Some of my initial goals (running on Python 1.5.2 because hosting services didn't have 2.x yet) don't make sense anymore. Some (no external dependencies at all) still make sense in the abstract but I think they make NB a lot more complicated than it needs to be. The template system is weird and terrible, and I should be using someone else's template system that has things like loops. I still don't think NewsBruiser should depend on a particular web framework but I would like to keep the data store in a SQLite file. That would make indexing and categories (to pick two examples) much simpler.

It would put an end to NewsBruiser's current infinite extensibility, but you know what. I've used this program for ten years. I'm the person with the strangest needs who actually uses it, and I've got a pretty good idea of what I need from it. So I could just start over, bring in whatever code I can from the old NewsBruiser, and have something shiny and compact that implements the Atom Publishing Protocol.

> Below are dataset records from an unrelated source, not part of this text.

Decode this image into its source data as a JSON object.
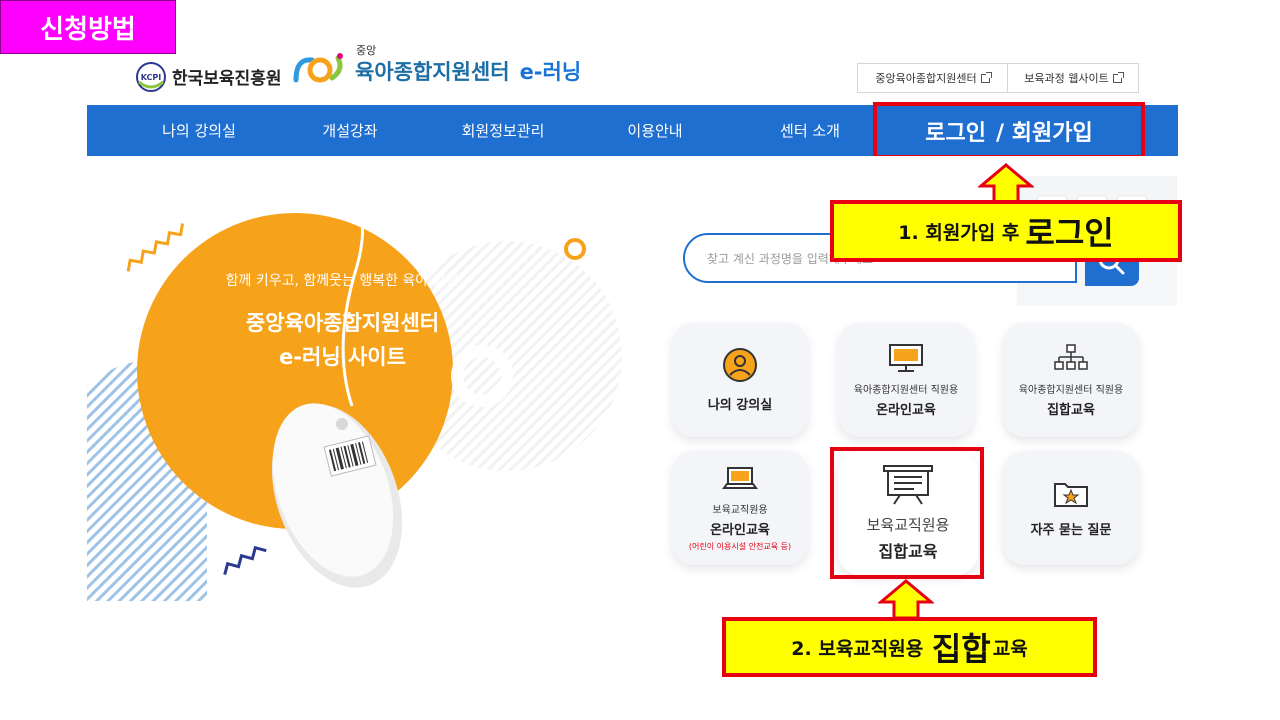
{
  "slide": {
    "title": "신청방법"
  },
  "header": {
    "org_name": "한국보육진흥원",
    "kcpi_badge": "KCPI",
    "center_small": "중앙",
    "center_name": "육아종합지원센터",
    "elearning": "e-러닝",
    "external_links": [
      "중앙육아종합지원센터",
      "보육과정 웹사이트"
    ]
  },
  "nav": {
    "items": [
      "나의 강의실",
      "개설강좌",
      "회원정보관리",
      "이용안내",
      "센터 소개"
    ],
    "login": "로그인",
    "join": "/ 회원가입"
  },
  "hero": {
    "subtitle": "함께 키우고, 함께웃는 행복한 육아 실현",
    "title_line1": "중앙육아종합지원센터",
    "title_line2": "e-러닝 사이트"
  },
  "search": {
    "placeholder": "찾고 계신 과정명을 입력해주세요"
  },
  "tiles": [
    {
      "small": "",
      "bold": "나의 강의실",
      "icon": "user-circle-icon"
    },
    {
      "small": "육아종합지원센터 직원용",
      "bold": "온라인교육",
      "icon": "monitor-icon"
    },
    {
      "small": "육아종합지원센터 직원용",
      "bold": "집합교육",
      "icon": "org-chart-icon"
    },
    {
      "small": "보육교직원용",
      "bold": "온라인교육",
      "note": "(어린이 이용시설 안전교육 등)",
      "icon": "laptop-icon"
    },
    {
      "small": "보육교직원용",
      "bold": "집합교육",
      "icon": "presentation-board-icon"
    },
    {
      "small": "",
      "bold": "자주 묻는 질문",
      "icon": "star-folder-icon"
    }
  ],
  "callouts": {
    "step1_prefix": "1. 회원가입 후",
    "step1_big": "로그인",
    "step2_prefix": "2. 보육교직원용",
    "step2_big": "집합",
    "step2_suffix": "교육"
  },
  "colors": {
    "nav_blue": "#1f6fd1",
    "accent_orange": "#f7a21b",
    "callout_yellow": "#ffff00",
    "callout_red": "#e60012",
    "badge_magenta": "#ff00ff"
  }
}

To the extent there's demand for weblog software written in a reasonable language (ie. not Perl or PHP), NewsBruiser could still be a player. But my hard realization of today is that there's not really such a demand. The vast majority of weblog installations based on free software use Movable Type (Perl) or WordPress (PHP) or LiveJournal (Perl). The people have spoken, the bastards. And life is short, and I've already got an open source project that hundreds of people depend on, which I don't spend enough time working on. So why spend a lot of time improving another project when no one (not even me, really) will appreciate the improvement?

So we bruise on, boats against the current. I'll make the changes I need to make to keep myself and my hostees happy, but NewsBruiser is officially what we call "stable", and has been for three years. I probably won't do any more than small fixes until the Python 1.5 idioms in NewsBruiser start being deprecated.